A Ilha do Arapujá morreu pela segunda vez. Um incêndio, na virada de outubro para novembro, matou cerca de 30% das terras da ilha arrodeada pelo Rio Xingu. Da orla do cais da cidade de Altamira, no Pará, o Arapujá nos encara. Agora com as marcas deixadas pelo fogo, no ano de uma seca extrema na Amazônia.

Foram três dias de fogo que cercou a cidade de fumaça e destruiu 30% do Arapujá. Foto: EL-Elyon Machado

Faz 70 anos que o Arapujá encara Antonia Melo. Desde 1954, quando, ainda menina, ela chegou a Altamira com a família, migrantes vindos do Nordeste. A coordenadora do Movimento Xingu Vivo para Sempre testemunhou as duas mortes da ilha que vestia a lua. É assim que Antonia lembra do Arapujá. “Era uma coisa linda. Muita floresta. A lua, quando saía, saía atrás daquela floresta do Arapujá. A floresta vestia ela.”

A Ilha do Arapujá aparece no livro Viagem ao Xingu, de 1897, escrito pelo geógrafo francês Henri Coudreau: “Grande ile qui a deux lacs très poissonneux drainés par un émissaire qui débouche à la pointe d’aval de l’ile” (em tradução livre, “grande ilha com dois lagos, repletos de peixes, que vertem suas águas em um rio desaguando na ponta a jusante”). Segundo o relato do viajante, vários seringueiros se estabeleceram ali. Pouco antes da primeira morte do Arapujá, os moradores humanos já eram poucos. Mas a ilha era povoada por animais, plantas, fungos, era também o principal refúgio de lazer da cidade, além de ser seu símbolo.
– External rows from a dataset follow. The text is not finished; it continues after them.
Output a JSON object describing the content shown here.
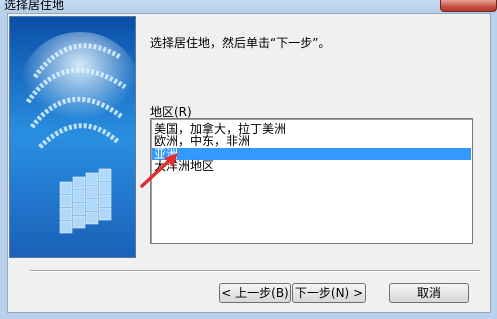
{
  "window": {
    "title": "选择居住地"
  },
  "dialog": {
    "instruction": "选择居住地，然后单击“下一步”。",
    "region_label": "地区(R)",
    "regions": [
      {
        "label": "美国，加拿大，拉丁美洲",
        "selected": false
      },
      {
        "label": "欧洲，中东，非洲",
        "selected": false
      },
      {
        "label": "亚洲",
        "selected": true
      },
      {
        "label": "大洋洲地区",
        "selected": false
      }
    ]
  },
  "buttons": {
    "back": "< 上一步(B)",
    "next": "下一步(N) >",
    "cancel": "取消"
  },
  "colors": {
    "selection": "#3399ff",
    "arrow": "#e03030",
    "banner": "#1f6fc0"
  },
  "icons": {
    "close": "close-icon",
    "pointer_arrow": "arrow-icon",
    "banner_art": "data-cube-illustration"
  }
}
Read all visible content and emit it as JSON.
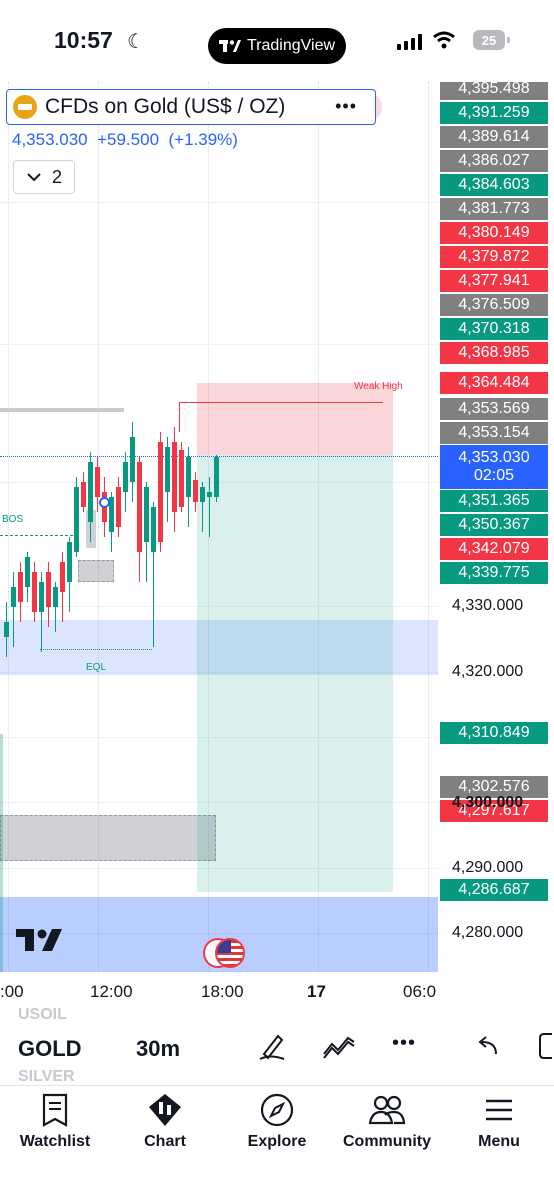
{
  "status_bar": {
    "time": "10:57",
    "app_name": "TradingView",
    "battery": "25"
  },
  "symbol": {
    "name": "CFDs on Gold (US$ / OZ)",
    "more": "•••",
    "price": "4,353.030",
    "change": "+59.500",
    "change_pct": "(+1.39%)",
    "collapsed_count": "2"
  },
  "annotations": {
    "bos": "BOS",
    "eql": "EQL",
    "weak_high": "Weak High"
  },
  "price_labels": [
    {
      "value": "4,395.498",
      "color": "#808080"
    },
    {
      "value": "4,391.259",
      "color": "#089981"
    },
    {
      "value": "4,389.614",
      "color": "#808080"
    },
    {
      "value": "4,386.027",
      "color": "#808080"
    },
    {
      "value": "4,384.603",
      "color": "#089981"
    },
    {
      "value": "4,381.773",
      "color": "#808080"
    },
    {
      "value": "4,380.149",
      "color": "#f23645"
    },
    {
      "value": "4,379.872",
      "color": "#f23645"
    },
    {
      "value": "4,377.941",
      "color": "#f23645"
    },
    {
      "value": "4,376.509",
      "color": "#808080"
    },
    {
      "value": "4,370.318",
      "color": "#089981"
    },
    {
      "value": "4,368.985",
      "color": "#f23645"
    },
    {
      "value": "4,364.484",
      "color": "#f23645"
    },
    {
      "value": "4,353.569",
      "color": "#808080"
    },
    {
      "value": "4,353.154",
      "color": "#808080"
    }
  ],
  "current_price": {
    "value": "4,353.030",
    "countdown": "02:05",
    "color": "#2962ff"
  },
  "price_labels_lower": [
    {
      "value": "4,351.365",
      "color": "#089981"
    },
    {
      "value": "4,350.367",
      "color": "#089981"
    },
    {
      "value": "4,342.079",
      "color": "#f23645"
    },
    {
      "value": "4,339.775",
      "color": "#089981"
    }
  ],
  "axis_prices": [
    "4,330.000",
    "4,320.000",
    "4,290.000",
    "4,280.000"
  ],
  "price_labels_bottom": [
    {
      "value": "4,310.849",
      "color": "#089981"
    },
    {
      "value": "4,302.576",
      "color": "#808080"
    },
    {
      "value": "4,297.617",
      "color": "#f23645"
    },
    {
      "value": "4,286.687",
      "color": "#089981"
    }
  ],
  "axis_price_hidden": "4,300.000",
  "time_labels": [
    ":00",
    "12:00",
    "18:00",
    "17",
    "06:0"
  ],
  "toolbar": {
    "symbols_above": "USOIL",
    "symbol_current": "GOLD",
    "symbols_below": "SILVER",
    "interval": "30m"
  },
  "nav": [
    "Watchlist",
    "Chart",
    "Explore",
    "Community",
    "Menu"
  ],
  "colors": {
    "up": "#089981",
    "down": "#f23645",
    "accent": "#2962ff"
  }
}
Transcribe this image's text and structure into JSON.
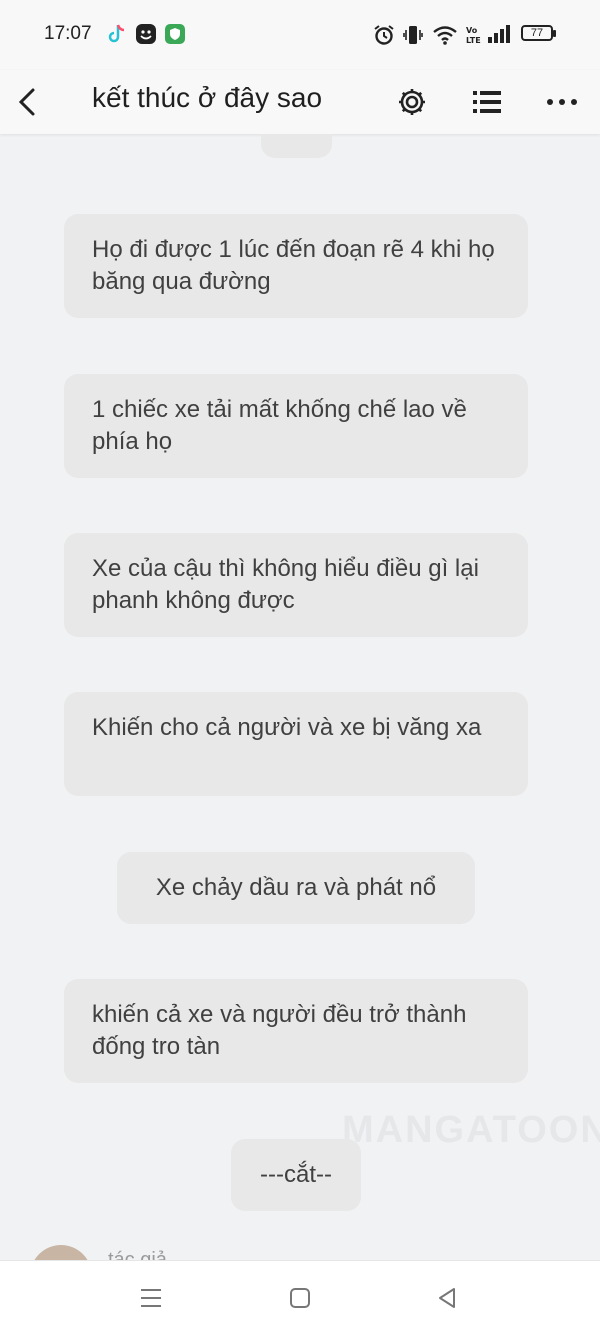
{
  "status_bar": {
    "time": "17:07",
    "battery": "77",
    "icons": [
      "tiktok-icon",
      "face-app-icon",
      "shield-app-icon",
      "alarm-icon",
      "vibrate-icon",
      "wifi-icon",
      "volte-icon",
      "signal-icon",
      "battery-icon"
    ]
  },
  "app_bar": {
    "title": "kết thúc ở đây sao",
    "icons": [
      "back-icon",
      "gear-icon",
      "list-icon",
      "more-icon"
    ]
  },
  "messages": [
    "Họ đi được 1 lúc đến đoạn rẽ 4 khi họ băng qua đường",
    "1 chiếc xe tải mất khống chế lao về phía họ",
    "Xe của cậu thì không hiểu điều gì lại phanh không được",
    "Khiến cho cả người và xe bị văng xa",
    "Xe chảy dầu ra và phát nổ",
    "khiến cả xe và người đều trở thành đống tro tàn",
    "---cắt--"
  ],
  "watermark": "MANGATOON",
  "author": {
    "label": "tác giả"
  },
  "nav_bar": {
    "icons": [
      "menu-icon",
      "home-icon",
      "back-triangle-icon"
    ]
  },
  "colors": {
    "background": "#f1f2f4",
    "bubble": "#e8e8e8",
    "text": "#404040"
  }
}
Uma semana depois de a queimada cessar, num sábado, 9 de novembro, o pescador Lídio Pessoa, 71 anos, foi até a ilha ver o tamanho do estrago causado pela segunda morte. Ele sempre visitava o Arapujá para pegar Murici. “Ainda tinha um muricizal grande. Não tem mais, queimou tudo.” As Seringueiras quase todas acabaram arrancadas no primeiro atentado contra o Arapujá. “Agora, o derradeiro pé que tinha, o fogo matou. Acabou.”
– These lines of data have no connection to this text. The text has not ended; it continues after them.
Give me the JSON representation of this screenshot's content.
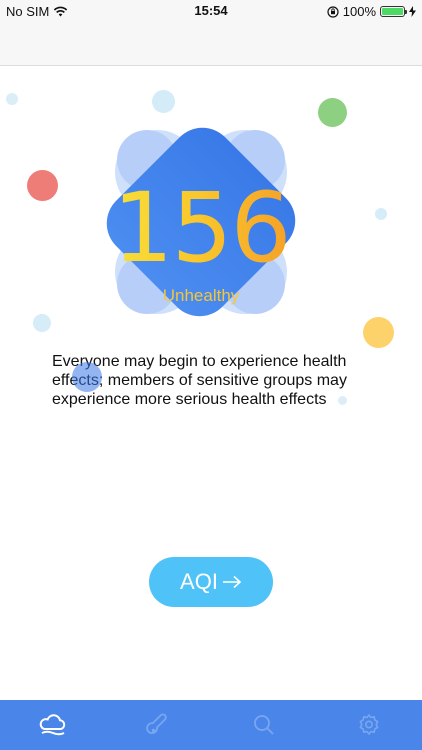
{
  "status": {
    "carrier": "No SIM",
    "time": "15:54",
    "battery": "100%",
    "battery_level": 1.0,
    "icons": [
      "wifi-icon",
      "orientation-lock-icon",
      "battery-icon",
      "charging-icon"
    ]
  },
  "aqi": {
    "value": "156",
    "level": "Unhealthy",
    "description": "Everyone may begin to experience health effects; members of sensitive groups may experience more serious health effects"
  },
  "actions": {
    "aqi_button_label": "AQI",
    "aqi_button_icon": "arrow-right-icon"
  },
  "tabs": [
    {
      "icon": "cloud-icon",
      "active": true
    },
    {
      "icon": "thermometer-icon",
      "active": false
    },
    {
      "icon": "search-icon",
      "active": false
    },
    {
      "icon": "gear-icon",
      "active": false
    }
  ],
  "colors": {
    "badge": "#3f7ee8",
    "tab_bar": "#4a86ea",
    "button": "#4fc3f7",
    "value_gradient": [
      "#f7e43a",
      "#f59a28"
    ],
    "level": "#f5c63a"
  }
}
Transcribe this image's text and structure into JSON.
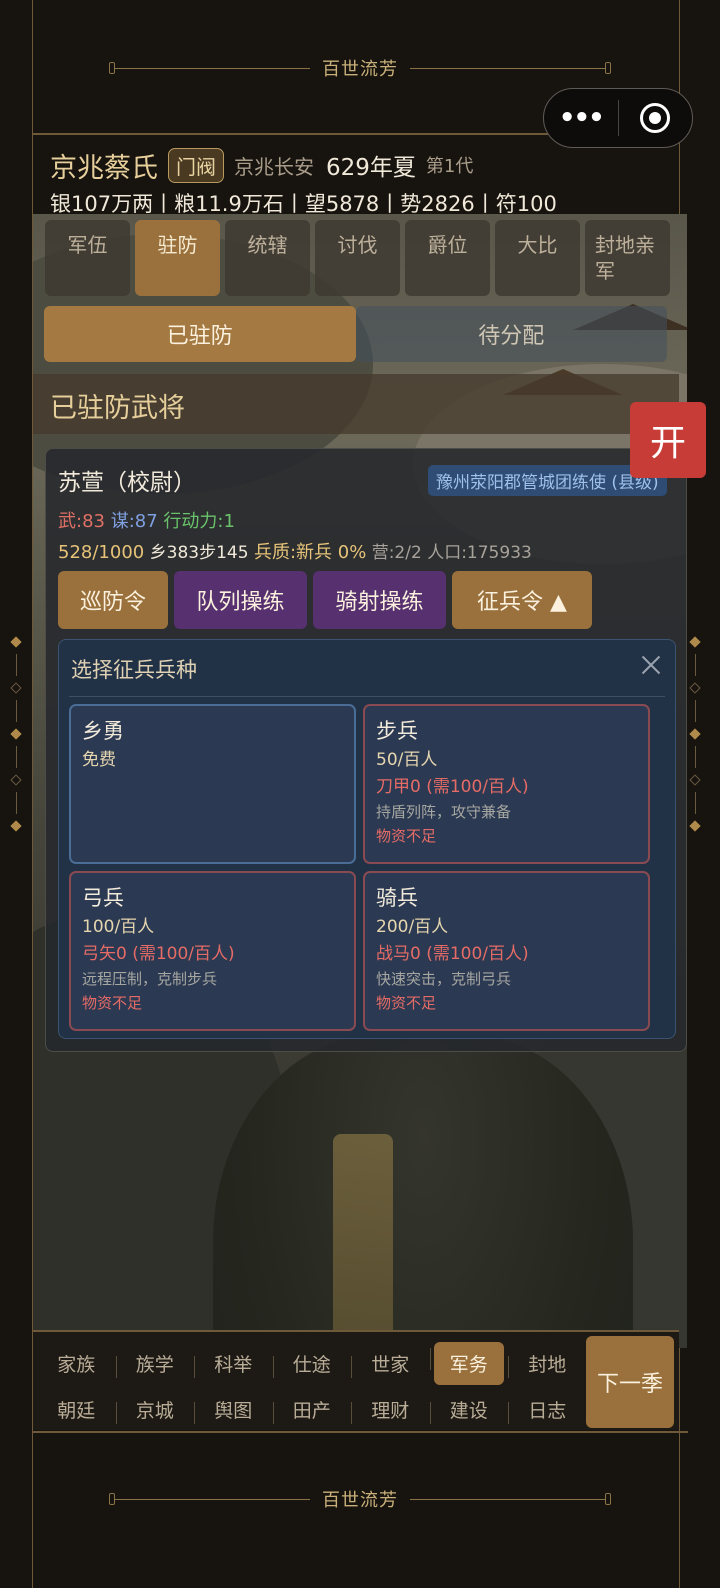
{
  "banner": {
    "title": "百世流芳"
  },
  "header": {
    "clan": "京兆蔡氏",
    "rank": "门阀",
    "place": "京兆长安",
    "year": "629年夏",
    "generation": "第1代",
    "resources": "银107万两丨粮11.9万石丨望5878丨势2826丨符100"
  },
  "tabs": [
    {
      "label": "军伍"
    },
    {
      "label": "驻防",
      "active": true
    },
    {
      "label": "统辖"
    },
    {
      "label": "讨伐"
    },
    {
      "label": "爵位"
    },
    {
      "label": "大比"
    },
    {
      "label": "封地亲军"
    }
  ],
  "subtabs": {
    "garrisoned": "已驻防",
    "unassigned": "待分配"
  },
  "section_title": "已驻防武将",
  "open_button": "开",
  "general": {
    "name": "苏萱（校尉）",
    "post": "豫州荥阳郡管城团练使 (县级)",
    "force": "武:83",
    "strategy": "谋:87",
    "action": "行动力:1",
    "troops": "528/1000",
    "composition": "乡383步145",
    "quality": "兵质:新兵 0%",
    "camp": "营:2/2",
    "population": "人口:175933"
  },
  "actions": {
    "patrol": "巡防令",
    "formation": "队列操练",
    "archery": "骑射操练",
    "conscript": "征兵令 ▲"
  },
  "conscript_panel": {
    "title": "选择征兵兵种",
    "options": [
      {
        "name": "乡勇",
        "cost": "免费"
      },
      {
        "name": "步兵",
        "cost": "50/百人",
        "need": "刀甲0 (需100/百人)",
        "desc": "持盾列阵，攻守兼备",
        "warn": "物资不足"
      },
      {
        "name": "弓兵",
        "cost": "100/百人",
        "need": "弓矢0 (需100/百人)",
        "desc": "远程压制，克制步兵",
        "warn": "物资不足"
      },
      {
        "name": "骑兵",
        "cost": "200/百人",
        "need": "战马0 (需100/百人)",
        "desc": "快速突击，克制弓兵",
        "warn": "物资不足"
      }
    ]
  },
  "bottom_nav": {
    "row1": [
      "家族",
      "族学",
      "科举",
      "仕途",
      "世家",
      "军务",
      "封地"
    ],
    "row2": [
      "朝廷",
      "京城",
      "舆图",
      "田产",
      "理财",
      "建设",
      "日志"
    ],
    "next": "下一季"
  },
  "colors": {
    "gold": "#9a713c",
    "purple": "#56306f",
    "alert_red": "#c73c36",
    "panel_blue": "#213146"
  }
}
Lídio também encontrou Preguiças e Camaleões queimados. E peixes agonizando num lamaçal no meio do Arapujá, os restos de um lago que a seca fez sumir. “Tinha um lago com peixes, Tamuatá. Secou tudo. A gente vê só eles bubuiando dentro da lama.” A ilha era um berçário de peixes, conta Antonia Melo. E, agora, quantas mortes cabem nas mortes do Arapujá?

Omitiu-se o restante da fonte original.